Culture
文藝板塊
Johnson
約翰遜專欄
The ghost in the AI machine
AI機器中的魂靈
Talking about artificial intelligence in human terms is natural—but wrong.
用談論人的方式來談論人工智能是很自然的,但這是錯誤的。
My love’s like a red, red rose.
我的愛人像一朵紅紅的玫瑰。
It is the east, and Juliet is the sun.
那是東方,而朱麗葉就是太陽。
Life is a highway, I wanna ride it all night long.
人生如大路,我想徹夜飛馳其上。
Metaphor is a powerful and wonderful tool.
比喻是一種強大而奇妙的工具。
Explaining one thing in terms of another can be both illuminating and pleasurable, if the metaphor is apt.

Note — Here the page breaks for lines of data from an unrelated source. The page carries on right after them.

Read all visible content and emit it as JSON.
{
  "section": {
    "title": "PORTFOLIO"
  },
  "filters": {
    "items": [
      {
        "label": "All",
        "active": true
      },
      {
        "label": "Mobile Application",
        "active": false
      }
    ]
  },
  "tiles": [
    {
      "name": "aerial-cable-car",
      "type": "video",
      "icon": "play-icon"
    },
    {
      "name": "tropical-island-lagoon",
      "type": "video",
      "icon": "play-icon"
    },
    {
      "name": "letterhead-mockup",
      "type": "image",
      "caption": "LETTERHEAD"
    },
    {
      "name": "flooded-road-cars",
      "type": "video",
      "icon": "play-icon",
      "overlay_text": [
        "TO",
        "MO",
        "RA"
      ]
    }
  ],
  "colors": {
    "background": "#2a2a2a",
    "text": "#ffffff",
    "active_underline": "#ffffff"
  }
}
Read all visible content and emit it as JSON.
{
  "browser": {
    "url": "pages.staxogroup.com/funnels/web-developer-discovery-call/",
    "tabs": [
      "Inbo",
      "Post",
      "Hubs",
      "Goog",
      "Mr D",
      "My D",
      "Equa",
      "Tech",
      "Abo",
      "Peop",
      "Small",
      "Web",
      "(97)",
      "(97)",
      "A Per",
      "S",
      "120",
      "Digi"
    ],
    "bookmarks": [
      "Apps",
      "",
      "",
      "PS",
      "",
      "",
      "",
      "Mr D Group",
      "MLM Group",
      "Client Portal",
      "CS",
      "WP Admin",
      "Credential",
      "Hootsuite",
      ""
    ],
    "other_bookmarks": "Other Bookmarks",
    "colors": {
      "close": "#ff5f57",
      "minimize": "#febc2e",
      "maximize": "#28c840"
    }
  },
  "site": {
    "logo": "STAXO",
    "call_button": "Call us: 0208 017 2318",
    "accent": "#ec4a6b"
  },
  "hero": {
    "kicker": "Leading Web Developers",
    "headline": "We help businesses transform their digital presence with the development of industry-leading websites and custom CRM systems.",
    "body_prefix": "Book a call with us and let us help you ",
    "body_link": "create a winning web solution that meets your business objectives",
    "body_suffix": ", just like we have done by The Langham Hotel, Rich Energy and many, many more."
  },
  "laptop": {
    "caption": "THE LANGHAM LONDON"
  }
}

如果比喻恰當的話,用一件事來解釋另一件事既能帶來啟發,又令人感到愉悅。
But that “if” is important.
但這個“如果”很重要。
Metaphors can be particularly helpful in explaining unfamiliar concepts: imagining the Einsteinian model of gravity (heavy objects distort space-time) as something like a bowling ball on a trampoline, for example.
在解釋不熟悉的概念時,比喻尤其有用:例如,把愛因斯坦的重力模型(重物會扭曲時空)想象成蹦床上的保齡球。
But metaphors can also be misleading: picturing the atom as a solar system helps young students of chemistry, but the more advanced learn that electrons move in clouds of probability, not in neat orbits as planets do.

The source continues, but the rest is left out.